“Developing products in half the time” (1992) is a great book to build rapid innovation framework. Preston G. Smith and Donald G.Reinertsen have selected 10 areas in which managers can help shorten the cycle time for new products and projects.
Based on this prime work, I have crafted a few add-on:
- Adapt the processes
Adjust the development process according to the speed you’re aiming at: speed can be a more important objective than managing the technical risk. Avoid the “one size fits all” concept, develop concurrent engineering or “rugby approach”, with flexible modules and overlapping activities.
- Buy time
Comparing economic spending with time gained may drive you to speed up the ideation: development expenses have often much less impact on product profitability than design delay.
- Master the complexity
“Keep it simple … and sexy” with an incremental approach. Prototype early and often: “fail often, fail early, fail cheap” is the rapid prototyping credoo, as well as “don’t fail fast , learn fast”.
- Professionalize the pre-development stage
Pre-development aims at assessing the market opportunity, refining customer target, developing a strong and sustainable, competitive advantage, selecting technologies, and evaluating resources, in consistency with company’s strategy.
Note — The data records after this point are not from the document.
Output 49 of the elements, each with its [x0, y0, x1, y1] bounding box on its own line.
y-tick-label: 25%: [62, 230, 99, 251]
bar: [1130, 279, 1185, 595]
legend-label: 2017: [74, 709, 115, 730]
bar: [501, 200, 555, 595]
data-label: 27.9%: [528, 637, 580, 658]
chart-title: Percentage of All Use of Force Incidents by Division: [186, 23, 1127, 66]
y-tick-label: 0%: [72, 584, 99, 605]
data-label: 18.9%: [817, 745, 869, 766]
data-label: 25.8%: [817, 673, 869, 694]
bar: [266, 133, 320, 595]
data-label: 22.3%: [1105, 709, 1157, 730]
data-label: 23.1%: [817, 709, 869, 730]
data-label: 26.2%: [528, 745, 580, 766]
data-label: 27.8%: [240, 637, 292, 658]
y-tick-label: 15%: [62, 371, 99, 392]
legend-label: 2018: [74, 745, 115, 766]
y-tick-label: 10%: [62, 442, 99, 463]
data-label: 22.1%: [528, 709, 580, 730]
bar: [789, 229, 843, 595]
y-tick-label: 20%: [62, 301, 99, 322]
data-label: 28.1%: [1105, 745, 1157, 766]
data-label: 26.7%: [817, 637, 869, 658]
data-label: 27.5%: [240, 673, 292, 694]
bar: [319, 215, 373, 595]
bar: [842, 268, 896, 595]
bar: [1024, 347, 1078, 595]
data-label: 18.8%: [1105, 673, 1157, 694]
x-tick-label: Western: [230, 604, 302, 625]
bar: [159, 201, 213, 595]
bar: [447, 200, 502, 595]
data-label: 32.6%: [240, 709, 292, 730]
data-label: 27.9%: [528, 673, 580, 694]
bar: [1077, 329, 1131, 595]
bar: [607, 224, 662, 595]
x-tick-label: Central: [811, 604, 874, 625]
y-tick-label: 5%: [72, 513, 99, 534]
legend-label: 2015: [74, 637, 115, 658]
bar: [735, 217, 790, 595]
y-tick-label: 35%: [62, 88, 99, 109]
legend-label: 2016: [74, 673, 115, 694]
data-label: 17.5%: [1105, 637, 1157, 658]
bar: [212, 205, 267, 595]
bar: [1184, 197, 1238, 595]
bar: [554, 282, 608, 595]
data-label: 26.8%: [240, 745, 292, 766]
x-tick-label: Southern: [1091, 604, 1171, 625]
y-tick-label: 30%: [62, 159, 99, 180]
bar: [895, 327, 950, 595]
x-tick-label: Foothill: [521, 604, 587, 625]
It’s vital for the next phase: fuzzy visions produce fuzzy results; it initiates the necessary creative tension and engage innovation team in clear way. Don’t look at it in spare time, assign people at full or half-time to reach a certain decision by a definite date.
- Staff projects appropriately to complete them faster
A 5 to 10 people team full time is optimum. Rather than under staffing a large number of projects, take half of them, double the staff, and complete them in half the time.
- Work with open-minded experts
Good products rely on broad view. Compose innovation team with T-shaped people, with strong expertise in their field (vertical bar of the T), and ability to understand and synchronize with other team members issues (horizontal bar of the T).
- Let the team manage the team
Give permission to the team to be “a kind of start-up company- it takes initiative and risk and develops an independant agenda”; a self-organizing team exhibits three conditions: autonomy, self-transcendance, and cross-fertilization. Headquarter’s involvement should be limited to providing guidance, money, and moral support at the outset.
- Constantly work on reducing risks
Limit “innovation uncertainties“. Manage market risks as well as technical risks.
- Manage an innovation pipeline and develop a reserve
Invent off-line in a separately scheduled program that is tightly integrated with your market: invention track will be more loosely scheduled compared to the product development track. Maintain a storehouse of developing technologies, leverage on open innovation to feed your pipeline. Unplanned new product ideas will arise unexpectedly: leave some unused capacity for the really new projects.
- Be mindful of the future
Once the innovation is completed, learn from the experience to feed the new product developments with improved practices.
Rosabeth Moss Kanter has analyzed how innovation can fail in “Innovation: the classic traps (Nov 2006)“, from which she has drafted 4 remedies: widening the search for new ideas, loosening overly tight controls and rigid structures, forging better connections between innovators and mainstream operations, and cultivating communication and collaboration skills.
Though the 4 remedies she has imagined are not focused on rapid innovation, they echo somehow the above areas, especially when it comes to bring back to the core company what has been created by the autonomous team. “Tighten the human connections between those pursuing innovation efforts and others throughout the rest of the business, develop external communication from the innovation team, encourage mutual respect, formal meetings and informal conversations, will help to maximize effective reintegration of innovations that become new businesses”.
Otherwise, without engagement from the core co, customers will not be reached the most powerfully, and innovation might be stuck as an invention.